Perhaps they were not as well informed, but that shouldn’t take away from their personal experiences, observations and perspectives. This is one thing many, me included, did not understand. Eventually, this grew into what we now know as the cancel culture today. Not many understand writing something privately to someone to inform them of their misconception or misunderstanding of a subject, instead most publicly comment practically preaching “sIs tHiS Is nOt HiiiiiJaAaAAAbBbBBB!!!”. How audacious people get behind screens and keyboards.  

At some stage, I felt so dishonest to myself and disconnected with reality, I just had to get away from the internet. I was not even sure why I started any of it and forgot my intentions of starting a platform that was meant to be a genuine celebration & desperate need for representation of women that shared the same religious believe, were culturally similar and understood what it was like to feel alienated or ostracised by society. What was heart breaking for me though was I felt ostracised by the same women and community I frantically wanted to fit in to. I didn’t fit into the Muslim community in the UK, because I am not Asian, I’m not Somali, I am not North African, I am not African and I’m definitely not white (colourism is a real issue in Muslim communities). I am an Arab, but not the usual Arab commonly known in the UK (from Bilad al-Sham). Yemeni, with a combination of African and Arab descent, brown skin, full lips and racially ambiguous. Perhaps I made myself feel ostracized, but I definitely was at fault for not standing up for myself. 

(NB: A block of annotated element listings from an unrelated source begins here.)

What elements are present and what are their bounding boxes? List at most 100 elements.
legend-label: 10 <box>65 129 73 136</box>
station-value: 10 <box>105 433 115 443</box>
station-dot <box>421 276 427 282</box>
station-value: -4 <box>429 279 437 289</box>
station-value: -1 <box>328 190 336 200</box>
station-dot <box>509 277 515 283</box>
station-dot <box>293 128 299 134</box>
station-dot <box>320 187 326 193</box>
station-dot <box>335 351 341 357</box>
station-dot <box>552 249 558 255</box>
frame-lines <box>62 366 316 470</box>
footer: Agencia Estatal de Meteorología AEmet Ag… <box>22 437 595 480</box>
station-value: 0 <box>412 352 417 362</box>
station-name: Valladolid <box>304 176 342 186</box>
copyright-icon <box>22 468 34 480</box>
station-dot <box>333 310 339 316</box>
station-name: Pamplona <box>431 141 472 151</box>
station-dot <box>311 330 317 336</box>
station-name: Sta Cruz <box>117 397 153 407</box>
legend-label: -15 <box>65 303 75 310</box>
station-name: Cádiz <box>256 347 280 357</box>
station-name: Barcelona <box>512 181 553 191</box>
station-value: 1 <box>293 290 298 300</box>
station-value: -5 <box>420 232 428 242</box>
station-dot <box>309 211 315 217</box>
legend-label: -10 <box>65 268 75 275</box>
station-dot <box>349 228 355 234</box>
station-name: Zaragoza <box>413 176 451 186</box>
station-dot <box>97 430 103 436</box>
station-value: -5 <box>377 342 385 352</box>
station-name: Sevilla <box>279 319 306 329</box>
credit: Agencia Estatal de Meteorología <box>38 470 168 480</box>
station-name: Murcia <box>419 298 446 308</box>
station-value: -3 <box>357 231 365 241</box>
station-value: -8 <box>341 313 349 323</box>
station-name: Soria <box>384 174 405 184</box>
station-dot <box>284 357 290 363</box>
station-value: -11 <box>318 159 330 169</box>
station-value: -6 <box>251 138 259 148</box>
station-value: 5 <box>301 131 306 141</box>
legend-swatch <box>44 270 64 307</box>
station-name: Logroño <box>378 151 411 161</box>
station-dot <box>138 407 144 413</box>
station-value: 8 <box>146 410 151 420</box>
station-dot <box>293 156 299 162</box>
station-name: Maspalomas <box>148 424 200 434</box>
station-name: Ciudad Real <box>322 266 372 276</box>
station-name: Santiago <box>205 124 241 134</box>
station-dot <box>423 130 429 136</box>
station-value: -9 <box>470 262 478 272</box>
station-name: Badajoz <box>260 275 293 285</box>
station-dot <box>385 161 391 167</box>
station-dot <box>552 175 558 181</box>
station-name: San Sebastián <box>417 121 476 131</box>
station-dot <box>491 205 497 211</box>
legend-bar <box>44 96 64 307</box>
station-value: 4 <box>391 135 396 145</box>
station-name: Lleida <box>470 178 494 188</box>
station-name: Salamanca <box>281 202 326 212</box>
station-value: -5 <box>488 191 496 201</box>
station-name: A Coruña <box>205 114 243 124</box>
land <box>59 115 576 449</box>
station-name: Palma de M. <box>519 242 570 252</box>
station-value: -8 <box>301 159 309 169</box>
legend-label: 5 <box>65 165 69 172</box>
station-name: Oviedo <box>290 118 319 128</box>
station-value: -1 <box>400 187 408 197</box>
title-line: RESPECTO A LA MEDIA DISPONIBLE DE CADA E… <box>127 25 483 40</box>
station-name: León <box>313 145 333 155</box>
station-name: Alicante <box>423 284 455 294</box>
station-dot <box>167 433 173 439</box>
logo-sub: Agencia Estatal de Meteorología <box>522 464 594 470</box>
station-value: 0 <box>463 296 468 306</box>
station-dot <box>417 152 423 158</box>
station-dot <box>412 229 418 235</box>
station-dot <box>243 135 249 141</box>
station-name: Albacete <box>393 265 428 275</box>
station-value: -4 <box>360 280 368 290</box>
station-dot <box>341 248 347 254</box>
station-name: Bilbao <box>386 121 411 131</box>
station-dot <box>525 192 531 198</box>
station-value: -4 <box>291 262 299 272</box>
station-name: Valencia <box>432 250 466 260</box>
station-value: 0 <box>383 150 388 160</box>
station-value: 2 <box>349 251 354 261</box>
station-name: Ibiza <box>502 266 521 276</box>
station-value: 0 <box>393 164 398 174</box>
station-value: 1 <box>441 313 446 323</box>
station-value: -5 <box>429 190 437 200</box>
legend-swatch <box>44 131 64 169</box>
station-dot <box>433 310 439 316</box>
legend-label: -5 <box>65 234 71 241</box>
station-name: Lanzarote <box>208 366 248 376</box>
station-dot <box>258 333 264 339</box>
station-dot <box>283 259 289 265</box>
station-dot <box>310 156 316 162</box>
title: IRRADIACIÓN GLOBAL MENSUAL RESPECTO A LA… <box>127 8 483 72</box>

Definitely was not a “je ne sais quoi!” or ‘I have a thick skin’ kind of woman, as much as I tried to portray that to my friends, family and strangers online. I was hurting but had too much pride to show an ounce of vulnerability. Modest fashion blogging really made that come forward even more than I anticipated, and I couldn’t deal with it. I also couldn’t deal with the frivolous and ignorant views about fashion within the Muslim community. Everyone was suddenly everything fashion without spending a minute learning or knowing about fashion. I did mention before that it was an evolutionary and experimental stage for many, as it was a new territory, but I take fashion dead seriously. Not to an extend where I verbally murder someone for not knowing something fashion related, but to an extend where I pursued it academically and professionally. I have a master’s degree in strategic FASHION marketing for heaven’s sake.  


For those who know me in person, I am outspoken, loud, brave, curious and experimental. I have a bold personality that I would only display once I was comfortable in an environment or with the people within that environment. I’ve always spoke my mind, did not shy away from standing up to myself and others around me. But I was a completely different person online, tip toeing around anything that may stir people up or cause controversy. Yet, I was controversial in real life, asking a regional director to do a menial job for themselves at a prestigious company. The balls! 

However, with time and life lessons, I learned that I had to stop being so pitiful and own my work, my creativity and identity with pride and conviction both online and offline. To do what I consider to be right and to voice not only myself but give the stage to Muslim women who need to be their own voices. And this is why I am back, more mature, more courageous, more daring and definitely more ready to face whatever comes my way. Welcome to my new self and my ever-evolving journey to ever changing chapters.